This invention generally relates to retroreflective sheeting having a printed top surface, and is specifically concerned with a retroreflective sheeting having a top surface printed in a halftone pattern that is capable of displaying printed information with higher reflectivity without the need for a topcoat or an overlaminate film.
Retroreflective sheeting is often used in the manufacture of road signs due to its relatively high degree of reflectivity. Such sheeting typically includes a back side that includes a pattern of retroreflective elements in the form of prisms or glass beads, and a flat, front side. For road sign applications, it is often necessary for the sheeting to display both printed information in the form of letters and numbers, as well as background colors (i.e. red for stop signs, yellow for yield signs, and blue or green for highway exit signs). Consequently, a layer of light-transmissive, colored ink is printed over the flat front side of the sheeting in all areas where the background color is desired.

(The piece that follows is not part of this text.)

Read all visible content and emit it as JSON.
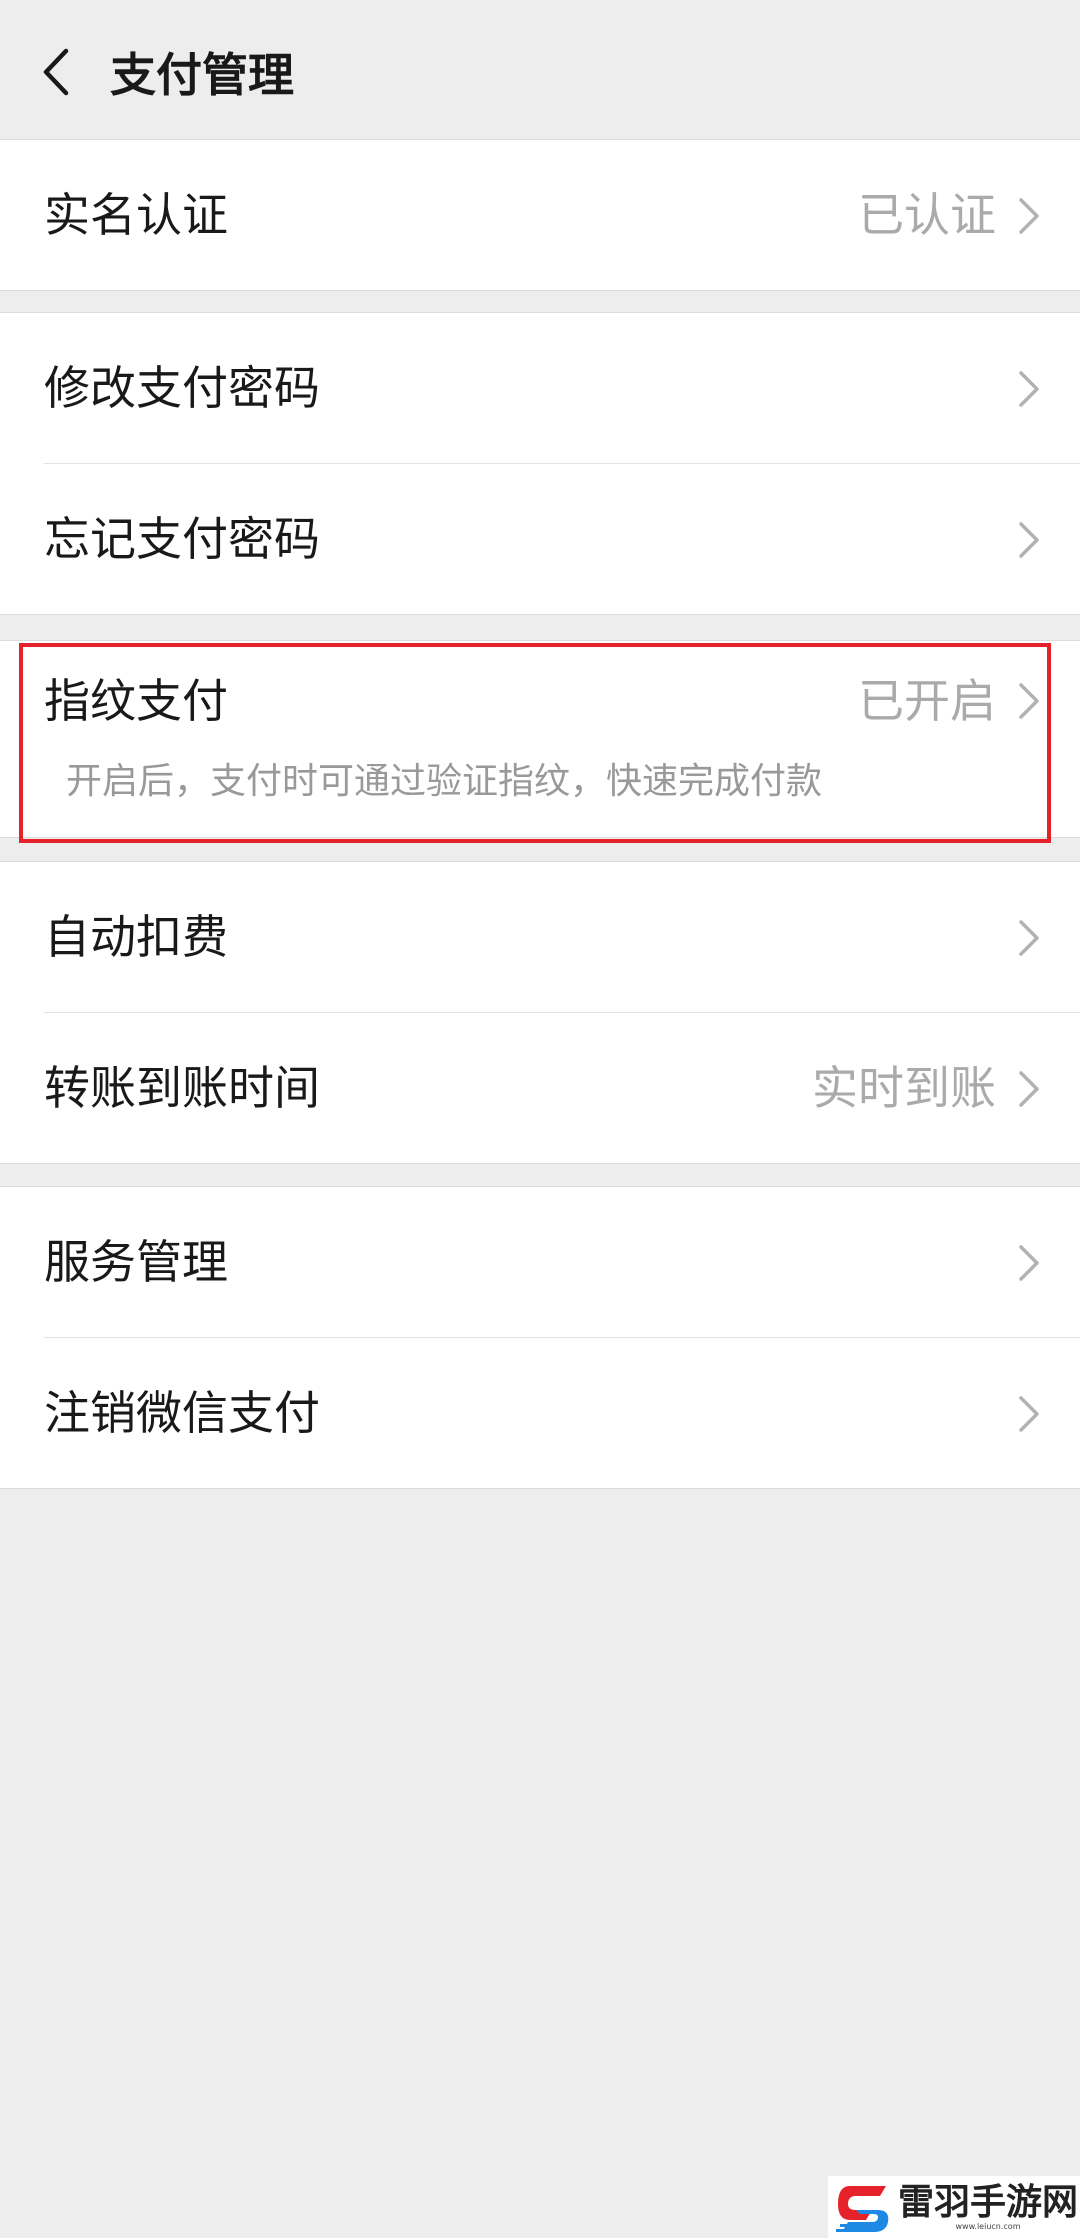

While such a printing technique is capable of producing functional retroreflective signage, the overall reflectivity of the sign is undesirably compromised due to two factors. First, even when the most light-transmissive inks are used, some amount of the incident and retroreflected light is necessarily absorbed by the ink. Secondly, the printed layer of transmissive ink creates surface imperfections in the flat front surface of the sheeting by roughing the surface, which in turn scatters both the incident and the reflected light. The surface roughness is a consistently observed side effect of most digital printing technologies, such as, ink-jet printing utilizing solvent, ultraviolet (UV) or LaTex inks. In other comparable technologies such as thermal transfer ribbon printing, these surface imperfections can be better controlled. Such scattering reduces the amount of light that is retroreflected back from the sign toward, for example, the headlights of an automobile thereby dimming the appearance of the sign to the driver. In the past, the scattering-type retroreflectivity losses have been partially restored by the application of a clear topcoat or an overlaminate film over the printed top surface of the sheeting. Such a clear film rectifies both the incident and the retroreflected light as it is transmitted through the layer of ink, thereby reducing scattering and increasing the retroreflectivity of the sheeting. However, the application of such a clear topcoat or an overlaminate film over the printed top surface of the sheeting increases the time and cost associated with the manufacture of the final sign. It also amounts to another layer of transparent material which could potentially absorb and/or block portions of incident and retroreflected light.